S2 carries out modal reduction method to kinetic model using modal truncation, based under linear Riccati equation design complex space Linear feedback controller；

S3 considers the case where controller is saturated, designing gain scheduling controller, it was demonstrated that the closed-loop system containing gaing scheduling control Stability.

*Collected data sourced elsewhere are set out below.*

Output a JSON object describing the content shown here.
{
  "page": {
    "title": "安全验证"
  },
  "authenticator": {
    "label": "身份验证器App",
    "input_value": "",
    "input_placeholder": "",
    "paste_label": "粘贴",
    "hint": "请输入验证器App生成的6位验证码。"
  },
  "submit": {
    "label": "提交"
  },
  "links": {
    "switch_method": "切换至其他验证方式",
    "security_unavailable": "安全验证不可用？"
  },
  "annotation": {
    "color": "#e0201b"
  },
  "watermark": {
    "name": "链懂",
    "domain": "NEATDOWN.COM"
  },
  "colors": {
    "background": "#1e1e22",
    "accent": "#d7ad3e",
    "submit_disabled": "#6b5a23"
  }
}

2. the linear feedback gain scheduling control method based on complex mode as described in claim 1, which is characterized in that described Step S1 the following steps are included:

S11 establishes the kinetic model of controlled device are as follows:

In formula, δ (N × 1, N are degree of freedom in system number) is degree of freedom in system；M (N × N), K (N × N) is respectively quality and rigidity Matrix is symmetrical matrix；C (N × N) is the sum of damping matrix and gyroscopic matrix；P (N × 1) indicates gyro force vector, F (N × 1) Indicate external applied load vector；

S12 extracts the complex mode feature of controlled device,

System equation is expressed as state space form

In formula

State transformation is carried out by complex eigenvector Φ, system equation is

In formula, Π is complex matrix, and λ is characterized value vector, and

。

3. the linear feedback gain scheduling control method based on complex mode as described in claim 1, which is characterized in that described Step S2 the following steps are included:

S21 carries out modal reduction method to kinetic model using modal truncation, is write as the form of state space

In formula

U is control amount；

S22, the linear feedback controller under complex space are as follows:

In formula, u is control amount, and Q is positive definite matrix, and P is steady-state solution.

4. the linear feedback gain scheduling control method based on complex mode as described in claim 1, which is characterized in that described Step S3 the following steps are included:

S31, designing gain scheduling controller are as follows:

In formula,For nest set, α_iFor gain coefficient；

S32, it was demonstrated that the stability of closed-loop system: liapunov function V (P_i, t) derivative of time is met

In formula, η_iFor positive real number, t_iIndicate that system mode reaches i-th of ellipsoid collectionAt the time of boundary.